Ken Binmore’s Rational Decisions is not quite what I expected when I first read just the title. It is, however, something you should very much expect from Ken Binmore. He is an excellent Game Theorist. And even though he eyes current experimental economics rather critically, i. e. he is just more skeptical about some of the claims your standard experimental economists (or are these rather behavioral economists?) are willing to make, his research is very much based on empirical findings, experiments and the boundedness of human capabilities and facilities.

Rational Decisions is about Bayesian Decision Theory. It is about where it can apply and where not. Bayesian Decision Theory It is useful in Games, in situation in which everything is known up to an exactly quantified level of risk. It is utterly “ridiculous” if the decision maker instead is confronted with uncertainty as is the case in the real world where most events do not have a unique objective probability.

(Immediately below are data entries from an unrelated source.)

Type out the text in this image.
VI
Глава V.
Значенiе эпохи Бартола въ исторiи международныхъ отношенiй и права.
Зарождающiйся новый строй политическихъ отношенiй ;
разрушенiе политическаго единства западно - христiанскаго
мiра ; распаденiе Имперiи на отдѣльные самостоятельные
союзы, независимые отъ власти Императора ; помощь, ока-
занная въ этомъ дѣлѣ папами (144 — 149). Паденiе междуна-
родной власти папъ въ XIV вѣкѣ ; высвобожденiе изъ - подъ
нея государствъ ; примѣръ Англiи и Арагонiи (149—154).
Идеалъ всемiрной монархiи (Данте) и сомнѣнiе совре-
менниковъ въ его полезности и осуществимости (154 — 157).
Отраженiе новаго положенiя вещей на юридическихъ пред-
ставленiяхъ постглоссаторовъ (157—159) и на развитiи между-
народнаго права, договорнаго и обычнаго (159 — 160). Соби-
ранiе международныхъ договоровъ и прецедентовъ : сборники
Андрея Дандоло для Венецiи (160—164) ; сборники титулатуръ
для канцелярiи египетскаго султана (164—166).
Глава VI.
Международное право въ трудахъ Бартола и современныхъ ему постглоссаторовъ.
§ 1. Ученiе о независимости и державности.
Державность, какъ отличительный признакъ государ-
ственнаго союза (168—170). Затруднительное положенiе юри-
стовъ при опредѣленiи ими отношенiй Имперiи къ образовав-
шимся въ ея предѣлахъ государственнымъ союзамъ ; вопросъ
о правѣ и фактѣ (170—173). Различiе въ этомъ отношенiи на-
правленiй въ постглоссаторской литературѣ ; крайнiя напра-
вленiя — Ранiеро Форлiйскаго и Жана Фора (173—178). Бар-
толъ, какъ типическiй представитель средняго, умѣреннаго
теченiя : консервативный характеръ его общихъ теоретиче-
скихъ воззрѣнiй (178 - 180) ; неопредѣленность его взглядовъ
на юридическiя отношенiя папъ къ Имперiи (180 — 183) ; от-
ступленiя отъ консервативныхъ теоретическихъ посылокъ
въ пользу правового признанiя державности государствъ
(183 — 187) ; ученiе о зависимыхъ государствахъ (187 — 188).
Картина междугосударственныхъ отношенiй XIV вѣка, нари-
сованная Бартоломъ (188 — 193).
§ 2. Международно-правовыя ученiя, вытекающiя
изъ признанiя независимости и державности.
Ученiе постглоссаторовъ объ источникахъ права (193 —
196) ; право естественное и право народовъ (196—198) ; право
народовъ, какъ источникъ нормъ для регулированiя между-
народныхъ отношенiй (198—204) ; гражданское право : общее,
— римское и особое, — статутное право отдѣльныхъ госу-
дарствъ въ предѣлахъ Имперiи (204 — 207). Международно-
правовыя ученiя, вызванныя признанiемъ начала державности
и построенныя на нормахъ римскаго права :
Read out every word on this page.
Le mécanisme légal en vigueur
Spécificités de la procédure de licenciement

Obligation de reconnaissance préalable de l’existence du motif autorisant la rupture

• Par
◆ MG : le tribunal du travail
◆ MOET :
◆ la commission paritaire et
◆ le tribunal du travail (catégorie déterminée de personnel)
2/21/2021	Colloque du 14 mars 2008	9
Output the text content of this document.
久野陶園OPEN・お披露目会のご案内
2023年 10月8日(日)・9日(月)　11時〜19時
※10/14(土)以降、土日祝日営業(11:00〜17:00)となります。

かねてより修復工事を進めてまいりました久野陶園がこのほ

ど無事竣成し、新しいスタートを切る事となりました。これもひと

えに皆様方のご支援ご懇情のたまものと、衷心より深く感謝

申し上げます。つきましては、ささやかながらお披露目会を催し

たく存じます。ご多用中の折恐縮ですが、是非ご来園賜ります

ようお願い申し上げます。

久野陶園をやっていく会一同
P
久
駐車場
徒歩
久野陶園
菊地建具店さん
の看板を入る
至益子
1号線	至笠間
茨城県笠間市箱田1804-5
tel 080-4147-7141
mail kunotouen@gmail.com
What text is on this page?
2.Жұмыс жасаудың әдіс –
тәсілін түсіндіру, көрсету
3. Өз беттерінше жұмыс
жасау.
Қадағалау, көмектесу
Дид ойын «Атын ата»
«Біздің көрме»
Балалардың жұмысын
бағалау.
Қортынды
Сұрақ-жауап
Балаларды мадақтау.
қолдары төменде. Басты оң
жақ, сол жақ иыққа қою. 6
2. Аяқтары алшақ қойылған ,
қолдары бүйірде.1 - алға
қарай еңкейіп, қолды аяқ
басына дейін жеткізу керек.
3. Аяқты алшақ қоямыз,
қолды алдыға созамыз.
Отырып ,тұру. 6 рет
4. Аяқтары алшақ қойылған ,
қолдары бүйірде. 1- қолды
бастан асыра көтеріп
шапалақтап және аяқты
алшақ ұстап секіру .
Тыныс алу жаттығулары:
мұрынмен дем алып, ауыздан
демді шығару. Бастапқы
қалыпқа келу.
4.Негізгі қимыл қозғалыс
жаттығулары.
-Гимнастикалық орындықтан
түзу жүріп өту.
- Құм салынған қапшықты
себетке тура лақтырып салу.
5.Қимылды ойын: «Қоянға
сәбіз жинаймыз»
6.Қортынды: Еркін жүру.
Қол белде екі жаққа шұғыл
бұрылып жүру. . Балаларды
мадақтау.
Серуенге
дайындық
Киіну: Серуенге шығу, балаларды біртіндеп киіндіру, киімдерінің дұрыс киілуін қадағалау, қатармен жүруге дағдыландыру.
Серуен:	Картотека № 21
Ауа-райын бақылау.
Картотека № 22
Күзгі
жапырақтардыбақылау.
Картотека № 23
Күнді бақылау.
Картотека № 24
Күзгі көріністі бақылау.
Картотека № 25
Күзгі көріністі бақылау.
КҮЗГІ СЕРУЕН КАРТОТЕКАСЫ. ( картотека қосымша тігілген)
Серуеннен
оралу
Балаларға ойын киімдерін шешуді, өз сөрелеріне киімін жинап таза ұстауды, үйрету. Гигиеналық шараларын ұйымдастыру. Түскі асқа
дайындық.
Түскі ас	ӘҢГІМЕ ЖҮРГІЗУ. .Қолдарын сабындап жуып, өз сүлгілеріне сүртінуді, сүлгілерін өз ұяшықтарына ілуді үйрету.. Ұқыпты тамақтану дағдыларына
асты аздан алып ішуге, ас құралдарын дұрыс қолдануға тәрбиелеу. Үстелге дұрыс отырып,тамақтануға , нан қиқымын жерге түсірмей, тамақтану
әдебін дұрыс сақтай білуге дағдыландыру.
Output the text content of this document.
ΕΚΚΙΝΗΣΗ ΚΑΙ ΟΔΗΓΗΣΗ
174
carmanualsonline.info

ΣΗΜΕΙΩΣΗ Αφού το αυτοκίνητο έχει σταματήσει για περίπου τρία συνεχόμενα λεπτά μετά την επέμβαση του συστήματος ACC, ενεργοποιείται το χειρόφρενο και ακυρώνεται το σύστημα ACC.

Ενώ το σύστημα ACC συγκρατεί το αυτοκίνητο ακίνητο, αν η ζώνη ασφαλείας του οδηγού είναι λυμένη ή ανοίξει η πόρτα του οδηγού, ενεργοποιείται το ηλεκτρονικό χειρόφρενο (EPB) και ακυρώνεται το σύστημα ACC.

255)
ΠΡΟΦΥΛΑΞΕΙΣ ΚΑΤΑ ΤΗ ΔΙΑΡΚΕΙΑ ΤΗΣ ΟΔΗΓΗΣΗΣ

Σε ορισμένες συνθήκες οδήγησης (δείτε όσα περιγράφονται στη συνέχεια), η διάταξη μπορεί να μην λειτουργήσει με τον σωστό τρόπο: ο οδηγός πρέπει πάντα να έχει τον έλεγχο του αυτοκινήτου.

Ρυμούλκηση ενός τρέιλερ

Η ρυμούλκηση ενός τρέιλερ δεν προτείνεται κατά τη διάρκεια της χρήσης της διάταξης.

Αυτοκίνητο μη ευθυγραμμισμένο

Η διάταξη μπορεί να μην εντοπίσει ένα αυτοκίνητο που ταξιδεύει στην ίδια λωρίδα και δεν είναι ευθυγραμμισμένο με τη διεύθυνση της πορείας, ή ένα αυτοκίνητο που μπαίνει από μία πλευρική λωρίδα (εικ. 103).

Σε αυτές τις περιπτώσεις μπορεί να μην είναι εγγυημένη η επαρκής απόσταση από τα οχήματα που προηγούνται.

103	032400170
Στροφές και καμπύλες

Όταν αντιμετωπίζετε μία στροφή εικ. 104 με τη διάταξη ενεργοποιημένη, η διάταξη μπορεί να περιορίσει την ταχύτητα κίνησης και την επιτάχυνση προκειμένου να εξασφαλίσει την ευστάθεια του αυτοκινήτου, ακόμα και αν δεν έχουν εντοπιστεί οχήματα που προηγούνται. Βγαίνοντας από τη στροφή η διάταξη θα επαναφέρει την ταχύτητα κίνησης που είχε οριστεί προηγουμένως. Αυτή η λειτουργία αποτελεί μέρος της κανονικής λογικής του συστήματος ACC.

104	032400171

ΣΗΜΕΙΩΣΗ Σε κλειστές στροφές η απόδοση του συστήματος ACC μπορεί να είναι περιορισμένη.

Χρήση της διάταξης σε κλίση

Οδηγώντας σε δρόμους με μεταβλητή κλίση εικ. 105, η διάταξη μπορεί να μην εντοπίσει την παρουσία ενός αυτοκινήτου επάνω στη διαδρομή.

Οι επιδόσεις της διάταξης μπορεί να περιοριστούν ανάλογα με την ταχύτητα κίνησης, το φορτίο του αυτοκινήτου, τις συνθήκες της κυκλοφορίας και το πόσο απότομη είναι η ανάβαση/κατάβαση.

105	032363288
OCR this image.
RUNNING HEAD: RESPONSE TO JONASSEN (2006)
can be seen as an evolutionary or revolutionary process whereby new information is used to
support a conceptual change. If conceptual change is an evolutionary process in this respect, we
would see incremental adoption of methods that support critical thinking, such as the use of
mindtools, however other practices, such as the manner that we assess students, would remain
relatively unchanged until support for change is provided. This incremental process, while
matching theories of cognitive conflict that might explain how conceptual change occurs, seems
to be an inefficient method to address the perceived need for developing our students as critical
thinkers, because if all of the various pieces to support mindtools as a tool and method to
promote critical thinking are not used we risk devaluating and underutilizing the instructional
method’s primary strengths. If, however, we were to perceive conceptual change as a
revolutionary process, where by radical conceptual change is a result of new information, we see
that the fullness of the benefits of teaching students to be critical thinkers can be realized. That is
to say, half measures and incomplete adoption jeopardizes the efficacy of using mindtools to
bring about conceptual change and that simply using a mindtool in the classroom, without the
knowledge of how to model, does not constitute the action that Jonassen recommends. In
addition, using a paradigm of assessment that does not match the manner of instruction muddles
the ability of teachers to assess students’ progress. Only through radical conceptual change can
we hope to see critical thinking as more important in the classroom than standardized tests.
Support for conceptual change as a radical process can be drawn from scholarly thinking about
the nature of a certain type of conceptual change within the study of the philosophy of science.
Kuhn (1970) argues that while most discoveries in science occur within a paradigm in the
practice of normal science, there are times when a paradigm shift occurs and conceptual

Rational Decisions is, therefore, about filling the gap between Decision Making under risk and Decision Making under uncertainty. In my opinion, it is ultimately about an instance of Bounded Rationality.

Binmore gives a comprehensive overview of the standard economic model of decision making and its limitations. He explores the foundations of this model, reviews the historical context and clarifies how Economic Theory has to be interpreted, that current Economic Theory (i. e. the concept of revealed preferences and utility) is not concerned with psychological motives at all.

His writing is witty and opinionated, yet, succinct and clear. Though, sometimes the math made me think twice… All in all, Rational Decisions is a very enlightening experience.

Read: Unknown Quantity - A Real And Imaginary History of Algebra

Unknown Quantity was part of my last year’s advent calender. A surprise since it was not on my wish list. Yet, it could have been on the list as I am – at least once in while – interested in math, or the history of math.

Unknown Quantity traces the history of algebra from its roots to modern times. While it seems quite comprehensive concerning the earlier phases of discoveries it becomes rather patchy in describing the development during the, say, last hundred years. Of course, a lot was happening during these years and most can only be understood with a proper degree in mathematics. A fact that led the author John Derbyshire (apparently quite a character) to add some more technical notes (on the easier topics) to the historic accounts and biographical notes.

The book is rather interesting and informative; though certainly it is not the authoritative source on the history of math, or even just algebra.